My sleep is unpredictable. Not in a technical sense, but a colloquial one. To be literal, I have no idea how to predict my sleep. I just as often sleep through the day as I do through the night. My sleep itself, as far as a sleep study can tell, is normal. I can vaguely say, 60% confidence, if I'm likely to fall asleep in a given 3-4 hour period, and occasionally I will be fairly sure, 80% confidence, 6-10 hours beforehand, of a 1-2 hour period. I can similarly predict the length of my sleep (which is relatively normal--generally distributed 7, 8, 9.5, 13 hours at .1, .4, .6, .9).
My sleep is seriously disturbed. Without understanding the process behind my sleep, without being able to predict it days beforehand and understand the variables behind it, I find it impossible to wake up at a consistent time every day (+/- 8 hours), despite years of trying, which makes it extremely hard to hold down a job, or do dozens of other normal things. There could be a profession that I could make my sleep work with, but I'm still searching for it.
So I ask you readers: Is there some sort of pattern detecting thing, whose name perhaps includes something like "markov" or "kolmogorov" or "bayesian", that could automatically take a time series data and predict the next values based on an unknown, complex model?
So, I could like enter the times I go to sleep and wake up, and when I have caffeine or I exercise, and maybe other things, and it would puzzle out how my sleep works and forecast my next few sleep cycles?
To have an accurate tool like that would transform my life.
"Hidden Markov models" comes to mind, but at first glance I don't see how a sleep model would count as a Markov process, given that you have to factor in sleep debt, time of day (because of sunlight), and perhaps other variables. But then I know nothing about HMMs.
Also, this is my first post.

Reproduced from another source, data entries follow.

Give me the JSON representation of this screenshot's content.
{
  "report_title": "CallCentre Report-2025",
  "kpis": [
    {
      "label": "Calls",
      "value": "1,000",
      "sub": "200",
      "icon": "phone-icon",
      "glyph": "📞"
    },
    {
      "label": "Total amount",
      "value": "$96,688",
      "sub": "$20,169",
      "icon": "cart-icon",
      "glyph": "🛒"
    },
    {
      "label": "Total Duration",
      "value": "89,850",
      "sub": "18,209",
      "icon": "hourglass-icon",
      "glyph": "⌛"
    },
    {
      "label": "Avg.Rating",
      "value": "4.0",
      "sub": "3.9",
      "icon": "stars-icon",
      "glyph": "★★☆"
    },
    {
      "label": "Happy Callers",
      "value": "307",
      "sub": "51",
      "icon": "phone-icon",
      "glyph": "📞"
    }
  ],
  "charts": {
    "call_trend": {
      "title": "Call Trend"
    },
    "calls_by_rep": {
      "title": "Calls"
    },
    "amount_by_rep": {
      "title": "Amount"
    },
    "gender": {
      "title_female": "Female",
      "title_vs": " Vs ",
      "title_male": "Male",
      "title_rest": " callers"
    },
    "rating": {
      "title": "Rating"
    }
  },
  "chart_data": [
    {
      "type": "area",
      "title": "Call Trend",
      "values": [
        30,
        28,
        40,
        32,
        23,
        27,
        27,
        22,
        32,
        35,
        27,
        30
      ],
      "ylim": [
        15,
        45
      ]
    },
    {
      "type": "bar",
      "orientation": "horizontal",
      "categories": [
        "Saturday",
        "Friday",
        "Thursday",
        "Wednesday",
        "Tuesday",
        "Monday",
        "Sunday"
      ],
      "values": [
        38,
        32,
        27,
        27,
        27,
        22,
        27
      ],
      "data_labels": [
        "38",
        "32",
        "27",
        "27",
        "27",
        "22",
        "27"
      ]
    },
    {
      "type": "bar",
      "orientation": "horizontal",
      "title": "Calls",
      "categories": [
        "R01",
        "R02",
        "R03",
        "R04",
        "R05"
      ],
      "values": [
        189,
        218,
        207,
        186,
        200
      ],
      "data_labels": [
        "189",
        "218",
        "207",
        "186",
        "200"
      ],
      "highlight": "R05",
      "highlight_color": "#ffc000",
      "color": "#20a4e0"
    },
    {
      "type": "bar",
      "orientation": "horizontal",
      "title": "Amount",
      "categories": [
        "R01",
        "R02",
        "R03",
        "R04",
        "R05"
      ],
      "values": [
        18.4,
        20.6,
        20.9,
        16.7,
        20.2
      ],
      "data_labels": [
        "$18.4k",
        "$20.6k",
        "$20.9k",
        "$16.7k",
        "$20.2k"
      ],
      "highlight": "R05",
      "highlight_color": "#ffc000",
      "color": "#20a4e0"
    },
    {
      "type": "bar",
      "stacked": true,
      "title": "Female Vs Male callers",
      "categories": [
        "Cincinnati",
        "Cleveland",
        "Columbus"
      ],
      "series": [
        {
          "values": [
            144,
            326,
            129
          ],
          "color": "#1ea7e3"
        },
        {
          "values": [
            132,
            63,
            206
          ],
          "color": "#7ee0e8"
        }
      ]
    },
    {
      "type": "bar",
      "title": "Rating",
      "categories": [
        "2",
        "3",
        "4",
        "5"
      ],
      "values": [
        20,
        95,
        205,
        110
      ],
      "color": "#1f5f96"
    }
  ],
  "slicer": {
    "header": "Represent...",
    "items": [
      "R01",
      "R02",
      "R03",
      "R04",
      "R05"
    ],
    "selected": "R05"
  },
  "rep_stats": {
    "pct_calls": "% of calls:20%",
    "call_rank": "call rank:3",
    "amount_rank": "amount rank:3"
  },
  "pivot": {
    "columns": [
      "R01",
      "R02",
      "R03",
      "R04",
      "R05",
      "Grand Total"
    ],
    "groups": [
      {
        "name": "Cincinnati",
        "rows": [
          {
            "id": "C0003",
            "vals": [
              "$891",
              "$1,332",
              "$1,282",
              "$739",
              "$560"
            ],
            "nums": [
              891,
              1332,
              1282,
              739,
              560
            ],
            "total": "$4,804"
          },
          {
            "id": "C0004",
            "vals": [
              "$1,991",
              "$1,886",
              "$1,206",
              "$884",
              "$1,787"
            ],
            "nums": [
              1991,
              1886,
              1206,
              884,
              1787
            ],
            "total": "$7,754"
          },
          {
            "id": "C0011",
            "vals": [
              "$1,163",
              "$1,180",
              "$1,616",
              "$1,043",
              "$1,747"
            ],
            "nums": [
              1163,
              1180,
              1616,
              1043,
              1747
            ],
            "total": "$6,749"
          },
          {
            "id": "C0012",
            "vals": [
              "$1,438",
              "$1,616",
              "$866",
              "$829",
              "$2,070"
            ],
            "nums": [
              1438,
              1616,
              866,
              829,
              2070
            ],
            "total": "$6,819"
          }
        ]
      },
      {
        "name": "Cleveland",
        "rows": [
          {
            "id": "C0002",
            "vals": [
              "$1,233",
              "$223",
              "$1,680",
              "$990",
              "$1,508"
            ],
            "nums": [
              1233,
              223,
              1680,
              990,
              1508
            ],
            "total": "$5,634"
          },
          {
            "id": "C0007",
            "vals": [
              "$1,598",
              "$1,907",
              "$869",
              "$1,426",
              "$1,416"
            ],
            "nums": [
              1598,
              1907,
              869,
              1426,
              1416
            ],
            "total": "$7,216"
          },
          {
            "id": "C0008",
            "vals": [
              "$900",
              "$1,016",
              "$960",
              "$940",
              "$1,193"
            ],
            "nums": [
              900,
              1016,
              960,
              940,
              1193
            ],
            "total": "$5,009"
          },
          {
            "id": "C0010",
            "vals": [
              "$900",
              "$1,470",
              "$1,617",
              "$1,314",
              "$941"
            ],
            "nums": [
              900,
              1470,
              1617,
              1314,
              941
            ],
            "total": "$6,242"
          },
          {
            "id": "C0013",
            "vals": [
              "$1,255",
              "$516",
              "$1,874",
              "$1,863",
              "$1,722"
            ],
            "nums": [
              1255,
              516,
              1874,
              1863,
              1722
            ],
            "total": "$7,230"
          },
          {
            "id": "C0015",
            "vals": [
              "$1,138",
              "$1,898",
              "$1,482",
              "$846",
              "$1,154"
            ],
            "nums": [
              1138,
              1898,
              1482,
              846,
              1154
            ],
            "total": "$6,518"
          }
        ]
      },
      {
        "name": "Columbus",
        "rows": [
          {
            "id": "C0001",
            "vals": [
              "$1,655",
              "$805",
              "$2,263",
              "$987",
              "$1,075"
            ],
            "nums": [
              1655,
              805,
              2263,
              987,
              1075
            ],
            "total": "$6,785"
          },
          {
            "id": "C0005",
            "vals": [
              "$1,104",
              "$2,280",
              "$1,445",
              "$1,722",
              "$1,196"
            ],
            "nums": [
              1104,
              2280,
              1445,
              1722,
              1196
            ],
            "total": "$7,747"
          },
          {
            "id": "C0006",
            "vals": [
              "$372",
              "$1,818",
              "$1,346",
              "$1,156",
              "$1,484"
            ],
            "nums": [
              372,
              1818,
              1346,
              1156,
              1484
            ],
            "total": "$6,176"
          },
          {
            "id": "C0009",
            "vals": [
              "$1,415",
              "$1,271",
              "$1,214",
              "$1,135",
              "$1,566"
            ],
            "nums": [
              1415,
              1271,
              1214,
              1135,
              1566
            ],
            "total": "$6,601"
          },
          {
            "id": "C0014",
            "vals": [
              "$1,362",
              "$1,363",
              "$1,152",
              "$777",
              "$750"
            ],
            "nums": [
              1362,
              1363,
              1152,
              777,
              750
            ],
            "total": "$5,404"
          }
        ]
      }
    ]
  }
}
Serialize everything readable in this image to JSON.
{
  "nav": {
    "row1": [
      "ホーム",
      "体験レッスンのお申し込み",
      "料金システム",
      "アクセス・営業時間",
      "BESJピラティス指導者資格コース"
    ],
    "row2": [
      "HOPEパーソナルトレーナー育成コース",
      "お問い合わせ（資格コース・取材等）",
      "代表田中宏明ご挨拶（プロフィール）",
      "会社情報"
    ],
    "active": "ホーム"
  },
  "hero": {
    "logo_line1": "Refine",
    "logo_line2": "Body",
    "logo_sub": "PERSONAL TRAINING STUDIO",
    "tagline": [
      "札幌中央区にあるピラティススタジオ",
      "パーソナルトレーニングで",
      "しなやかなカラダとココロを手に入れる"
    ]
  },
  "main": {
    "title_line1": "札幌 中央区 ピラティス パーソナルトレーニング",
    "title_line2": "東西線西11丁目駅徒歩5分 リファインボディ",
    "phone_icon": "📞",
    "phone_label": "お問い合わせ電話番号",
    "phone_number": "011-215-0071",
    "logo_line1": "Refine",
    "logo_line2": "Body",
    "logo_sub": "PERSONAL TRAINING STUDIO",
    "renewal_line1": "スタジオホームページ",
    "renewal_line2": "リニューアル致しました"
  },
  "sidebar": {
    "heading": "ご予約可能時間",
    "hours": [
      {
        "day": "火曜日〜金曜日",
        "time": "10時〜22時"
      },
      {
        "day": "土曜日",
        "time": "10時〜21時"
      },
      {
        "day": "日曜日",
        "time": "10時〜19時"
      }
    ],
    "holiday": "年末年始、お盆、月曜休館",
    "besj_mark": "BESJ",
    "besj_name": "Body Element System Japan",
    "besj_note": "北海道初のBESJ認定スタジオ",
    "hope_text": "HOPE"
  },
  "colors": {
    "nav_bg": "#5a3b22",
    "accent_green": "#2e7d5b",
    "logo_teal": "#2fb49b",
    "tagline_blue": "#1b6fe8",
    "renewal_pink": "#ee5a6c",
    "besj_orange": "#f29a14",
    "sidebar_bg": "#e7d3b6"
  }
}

Is this the sort of thing that goes better in LessWrong or Less Wrong Discussion?
I'd start by playing around with the data, trying to find different ways to organize it, identifying and defining relevant variables, and making graphs to look for patterns. Then you can start to look at relatively simple tests of relationships, and once you have a better idea of how the data are structured and what sorts of relationships seem to be present then you can try fancier math (if necessary).
For instance, you linked to your data organized by sleep cycle, starting a new row of data each time you fell asleep. I made a spreadsheet here using that organization (but slightly different formatting which was easier for me to work with) and used it to make this graph, which shows how much time you slept in blue and then the following amount of time you spent awake in orange, and then starts the next sleep period on the row below it. Two things that jump out from the graph are that you have lots of short cycles (under 5 hours, even) and that most of the cycles are under 24 hours. If you tend to find yourself on a cycle of over 24 hours (going to bed later and later each day), that must be from sleeping multiple times in a single calendar day.
Another way to organize the data is by calendar day. You could have one row for each calendar day (possibly starting each day at a time other than midnight, like the time when you are most often awake or when you're most often asleep) and make a two-color graph of when you're asleep & awake, like the one I linked to (except this time it would be a rectangle). With the data organized that way, you could look at questions like: how often am I awake at each time of day? If I am awake at a certain moment, how likely am I to be awake 24 hours later? If I am asleep? Or x hours later - you could make a graph where the x-axis is the number of hours later, and the y-axis is the probability of being awake that long later (give that you're awake/asleep at t0). How does this change depending on time of day?
There are also various correlations that you could look at, or graphs that you can plot of 2 variables, like bedtime, length of sleep, wakeup time, length of awakenness, sleep debt (percent of time asleep during previous 72 hours? during previous 4 sleep cycles?). You might need to do something about the short cycles (leave them out? combine them with adjacent sleep/wake periods?). Here is a graph of amount of sleep vs. bedtime, which seems to show a pattern (you sleep longer when you fall asleep earlier) if we ignore the short sleeps.
Or, come up with some definition of a "normal" sleep cycle (e.g. one lasting close to 24 hours, which includes close to 8 hours of sleep) or a normal day (e.g. sleeping at least 6 hours from 10pm-10am and then being awake for at least 9 hours from 10am-10pm). How common are these "normal" cycles/days, are there any patterns to when they occur, do they come in streaks, and what seems to happen to precipitate the end of a streak of normality?
There are a bunch of other things like these that you could try. If you've already done some, you could share them here.